No leito de hospital, uma simpática senhora solta um comentário anedótico sobre o filho taxista ao seu lado, que ela pensa conhecer como a palma da mão. “Tudo o que ele faz é conversar com o espelho.” A frase citando o personagem Travis Bickle, vivido por Robert de Niro em Taxi driver – motorista de táxi, faz todo o sentido quando surge em meio a uma cena supertensa de Colateral (Collateral, Estados Unidos, 2004), que estréia no País na sexta-feira 27. Desde o clássico de Martin Scorsese, feito há 28 anos, um filme sobre motoristas de táxi não se revelava tão elétrico quanto este policial noir passado no período de uma noite na frenética Los Angeles. Não exatamente pelo que atormenta o sujeito no volante, mas pelas intenções do passageiro do banco de trás. Em seu primeiro papel de verdadeiro vilão, Tom Cruise é um matador de aluguel que obriga o motorista a ser seu cúmplice do banho de sangue para o qual foi contratado.

Claro que o taxista Max (Jamie Foxx), um exemplo de dedicação, não fazia a mínima idéia dos planos de Vincent – o passageiro-galã, de cabelos grisalhos e terno bem-talhado – quando este lhe ofereceu US$ 600 dólares para ficar à sua inteira disposição. Tanto que Max quase se engasga com um cachorro-quente ao sentir um cadáver fresquinho, jogado do quarto andar de um prédio, cair sobre a capota de seu carro. É a primeira das cinco vítimas que Vincent tem que matar até o final da noite. Contratado por um chefão do narcotráfico, o assassino corre contra o tempo para eliminar uma a uma as testemunhas convocadas pelo tribunal para desbaratar a gangue. “Você matou esse cara?”, pergunta o motorista. “Não, apenas atirei. Quem o matou foi a bala e a queda que sofreu”, responde Vincent, friamente.

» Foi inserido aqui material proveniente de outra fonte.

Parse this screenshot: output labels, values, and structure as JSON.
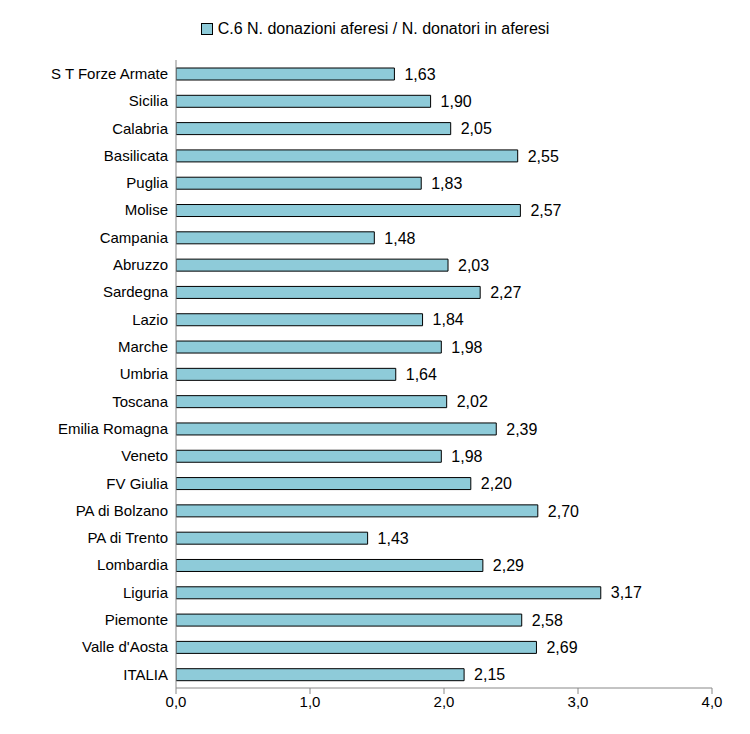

Minutos depois, num clube de jazz, o taxista – sempre na mira do revólver do inimigo – assiste boquiaberto ao desfecho da próxima execução. Vincent convida sua vítima, o trompetista dono do clube, para um drinque. Em meio a uma conversa atravessada sobre a visita de Miles Davis ao local, ele pronuncia a sentença de morte. Se souber como Davis aprendeu música, o músico estará livre para desaparecer da cidade. Ele se esforça, e, molhado de suor, responde: “Na Julliard School, 1945.” O tiro na testa vem com um adendo. “E mais dois anos, com Charlie Parker.” Diálogos do tipo pululam o tempo todo, apesar de muitas vezes soarem artificiais, prejudicando a relação senhor–escravo colocada em cena pelo roteiro bem arquitetado.

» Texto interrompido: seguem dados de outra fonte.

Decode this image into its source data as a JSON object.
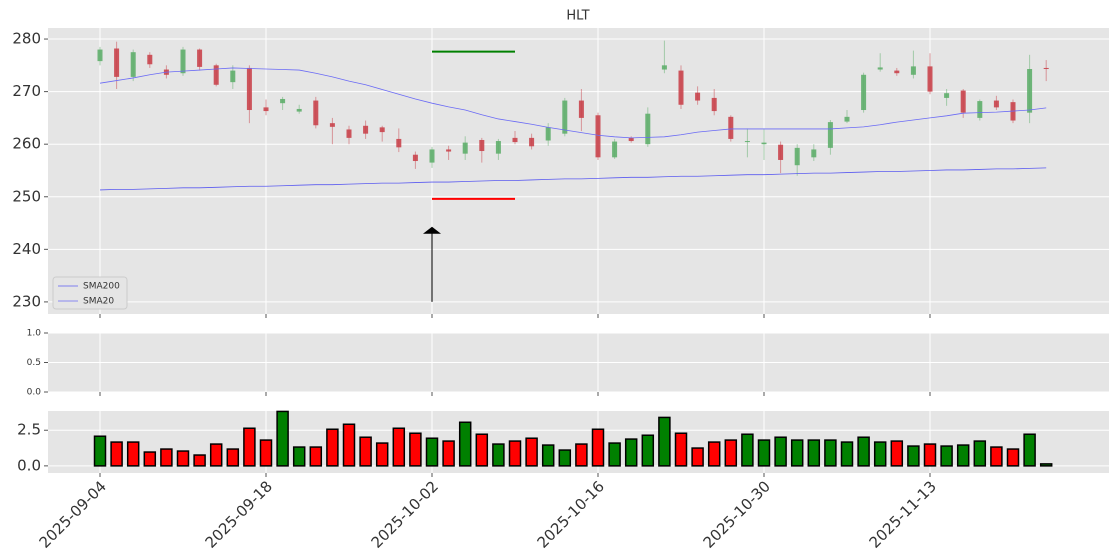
{
  "chart_data": [
    {
      "type": "candlestick",
      "title": "HLT",
      "categories": [
        "2025-09-04",
        null,
        null,
        null,
        null,
        null,
        null,
        null,
        null,
        null,
        "2025-09-18",
        null,
        null,
        null,
        null,
        null,
        null,
        null,
        null,
        null,
        "2025-10-02",
        null,
        null,
        null,
        null,
        null,
        null,
        null,
        null,
        null,
        "2025-10-16",
        null,
        null,
        null,
        null,
        null,
        null,
        null,
        null,
        null,
        "2025-10-30",
        null,
        null,
        null,
        null,
        null,
        null,
        null,
        null,
        null,
        "2025-11-13",
        null,
        null,
        null,
        null,
        null,
        null,
        null
      ],
      "open": [
        275.8,
        278.2,
        272.8,
        277,
        274.2,
        273.5,
        278,
        275,
        271.8,
        274.5,
        267,
        267.8,
        266.2,
        268.3,
        264,
        262.8,
        263.5,
        263.2,
        261,
        258,
        256.5,
        259,
        258.2,
        260.8,
        258.2,
        261.2,
        261.2,
        260.7,
        262,
        268.3,
        265.5,
        257.5,
        261.2,
        260,
        274.2,
        274,
        269.8,
        268.8,
        265.2,
        260.5,
        260,
        259.9,
        256,
        257.5,
        259.3,
        264.3,
        266.5,
        274.2,
        274,
        273.2,
        274.8,
        268.8,
        270.2,
        265,
        268.3,
        268,
        266,
        274.5
      ],
      "high": [
        278.5,
        279.5,
        278,
        277.5,
        275,
        278.5,
        278.2,
        275.3,
        275,
        275,
        268.5,
        269,
        267.5,
        269,
        265,
        263.5,
        264.5,
        263.5,
        263,
        258.6,
        259.5,
        259.7,
        261.5,
        261.2,
        261,
        262.5,
        262,
        264,
        268.8,
        270.5,
        266,
        261,
        261.5,
        267,
        279.7,
        275,
        271,
        270.5,
        265.5,
        263,
        263,
        260.5,
        260,
        260,
        264.6,
        266.5,
        273.6,
        277.3,
        274.5,
        277.8,
        277.3,
        270.5,
        270.5,
        268.5,
        269.2,
        268.5,
        277,
        276
      ],
      "low": [
        275,
        270.5,
        272,
        274.5,
        272.5,
        273,
        274,
        271,
        270.5,
        264,
        265.5,
        266.5,
        265.8,
        263,
        260,
        260,
        261,
        260.5,
        258.5,
        255.3,
        255.5,
        257,
        257,
        256.5,
        257,
        260,
        259,
        259.7,
        261.5,
        262.5,
        257,
        257.2,
        260.3,
        259.5,
        273.5,
        266.7,
        267.5,
        265.5,
        260.5,
        257.5,
        257,
        254.5,
        254,
        256.8,
        258,
        264,
        266,
        273.8,
        273,
        272.5,
        269.5,
        267.3,
        265,
        264.5,
        266.5,
        264,
        264,
        272
      ],
      "close": [
        278,
        272.8,
        277.5,
        275.2,
        273.2,
        278,
        274.7,
        271.3,
        274,
        266.5,
        266.3,
        268.6,
        266.7,
        263.6,
        263.3,
        261.2,
        262,
        262.3,
        259.4,
        256.8,
        259,
        258.6,
        260.3,
        258.7,
        260.6,
        260.4,
        259.6,
        263.2,
        268.3,
        265,
        257.5,
        260.5,
        260.6,
        265.8,
        275,
        267.5,
        268.3,
        266.3,
        261,
        260.6,
        260.3,
        257,
        259.3,
        259,
        264.2,
        265.2,
        273.2,
        274.6,
        273.5,
        274.8,
        270,
        269.7,
        266,
        268.2,
        267,
        264.5,
        274.3,
        274.3
      ],
      "up_color": "#5fae6b",
      "down_color": "#c9444c",
      "series": [
        {
          "name": "SMA200",
          "color": "#5b5bf0",
          "values": [
            251.3,
            251.4,
            251.4,
            251.5,
            251.6,
            251.7,
            251.7,
            251.8,
            251.9,
            252.0,
            252.0,
            252.1,
            252.2,
            252.3,
            252.3,
            252.4,
            252.5,
            252.6,
            252.6,
            252.7,
            252.8,
            252.8,
            252.9,
            253.0,
            253.1,
            253.1,
            253.2,
            253.3,
            253.4,
            253.4,
            253.5,
            253.6,
            253.7,
            253.7,
            253.8,
            253.9,
            253.9,
            254.0,
            254.1,
            254.2,
            254.2,
            254.3,
            254.4,
            254.5,
            254.5,
            254.6,
            254.7,
            254.8,
            254.8,
            254.9,
            255.0,
            255.1,
            255.1,
            255.2,
            255.3,
            255.3,
            255.4,
            255.5
          ]
        },
        {
          "name": "SMA20",
          "color": "#6a6af5",
          "values": [
            271.6,
            272.1,
            272.6,
            273.2,
            273.7,
            273.9,
            274.1,
            274.3,
            274.5,
            274.4,
            274.3,
            274.2,
            274.1,
            273.5,
            272.8,
            272.0,
            271.3,
            270.4,
            269.5,
            268.6,
            267.8,
            267.1,
            266.5,
            265.6,
            264.8,
            264.3,
            263.8,
            263.2,
            262.7,
            262.2,
            261.7,
            261.4,
            261.2,
            261.3,
            261.4,
            261.8,
            262.3,
            262.6,
            262.9,
            262.9,
            262.9,
            262.9,
            262.9,
            262.9,
            262.9,
            263.1,
            263.3,
            263.7,
            264.2,
            264.6,
            265.0,
            265.4,
            265.9,
            266.0,
            266.1,
            266.3,
            266.5,
            266.9
          ]
        }
      ],
      "hlines": [
        {
          "y": 277.6,
          "x": [
            20,
            25
          ],
          "color": "#008000"
        },
        {
          "y": 249.6,
          "x": [
            20,
            25
          ],
          "color": "#ff0000"
        }
      ],
      "arrow": {
        "x": 20,
        "y": [
          230,
          244.3
        ],
        "color": "#000000"
      },
      "ylim": [
        227.7,
        282.1
      ],
      "yticks": [
        230,
        240,
        250,
        260,
        270,
        280
      ],
      "grid": true,
      "legend": "lower left"
    },
    {
      "type": "line",
      "series": [],
      "ylim": [
        0,
        1
      ],
      "yticks": [
        {
          "value": 0,
          "label": "0.0"
        },
        {
          "value": 0.5,
          "label": "0.5"
        },
        {
          "value": 1,
          "label": "1.0"
        }
      ],
      "grid": true
    },
    {
      "type": "bar",
      "values": [
        2.08,
        1.67,
        1.67,
        0.97,
        1.18,
        1.04,
        0.76,
        1.53,
        1.18,
        2.64,
        1.81,
        3.82,
        1.32,
        1.32,
        2.57,
        2.92,
        2.01,
        1.6,
        2.64,
        2.29,
        1.94,
        1.74,
        3.06,
        2.22,
        1.53,
        1.74,
        1.94,
        1.46,
        1.11,
        1.53,
        2.57,
        1.6,
        1.88,
        2.15,
        3.4,
        2.29,
        1.25,
        1.67,
        1.81,
        2.22,
        1.81,
        2.01,
        1.81,
        1.81,
        1.81,
        1.67,
        2.01,
        1.67,
        1.74,
        1.39,
        1.53,
        1.39,
        1.46,
        1.74,
        1.32,
        1.18,
        2.22,
        0.14
      ],
      "colors": [
        "#008000",
        "#ff0000",
        "#ff0000",
        "#ff0000",
        "#ff0000",
        "#ff0000",
        "#ff0000",
        "#ff0000",
        "#ff0000",
        "#ff0000",
        "#ff0000",
        "#008000",
        "#008000",
        "#ff0000",
        "#ff0000",
        "#ff0000",
        "#ff0000",
        "#ff0000",
        "#ff0000",
        "#ff0000",
        "#008000",
        "#ff0000",
        "#008000",
        "#ff0000",
        "#008000",
        "#ff0000",
        "#ff0000",
        "#008000",
        "#008000",
        "#ff0000",
        "#ff0000",
        "#008000",
        "#008000",
        "#008000",
        "#008000",
        "#ff0000",
        "#ff0000",
        "#ff0000",
        "#ff0000",
        "#008000",
        "#008000",
        "#008000",
        "#008000",
        "#008000",
        "#008000",
        "#008000",
        "#008000",
        "#008000",
        "#ff0000",
        "#008000",
        "#ff0000",
        "#008000",
        "#008000",
        "#008000",
        "#ff0000",
        "#ff0000",
        "#008000",
        "#008000"
      ],
      "ylim": [
        -0.5,
        3.85
      ],
      "yticks": [
        {
          "value": 0,
          "label": "0.0"
        },
        2.5
      ],
      "grid": true
    }
  ]
}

Filmado quase inteiramente em vídeo digital de alta definição, o filme foi ambientado em Los Angeles por uma imposição do diretor Michael Mann, que desejava mergulhar na noite brilhante da cidade, que se estende como um tapete luminoso no horizonte. Mann queria captar o que as películas cinematográficas não conseguem. O resultado impressiona. Quando Vincent se dirige a uma boate de coreanos para cumprir mais uma etapa de sua missão, por exemplo, cruza com três coiotes atravessando a rua. Na cena noturna, até os olhos dos animais podem ser vistos. Numa outra sequência, o tiroteio travado no escuro de um edifício transparente, com vista para um entroncamento de vias expressas, o espectador assiste em detalhes ao sucessivo esfacelamento de placas de vidro. Nem é preciso dizer que Tom Cruise, que dispensa dublês, sai quase ileso.

Mas não é pela forma física que o ex de Nicole Kidman marca tento. Embora ainda traga resquícios do bom moço de sempre, o ator de 42 anos se mostra muito convincente na sua ironia. Logo no início, ao comentar com o taxista porque detesta Los Angeles, Vincent conta a história de um homem que morreu no metrô da cidade e passou quase um dia inteiro circulando sem que ninguém notasse. É bom ter em mente essa frase para gostar de Colateral. Com o formato de policial, o filme fala dos encontros improváveis e das histórias fugidias que podem nascer do acaso nas grandes metrópoles.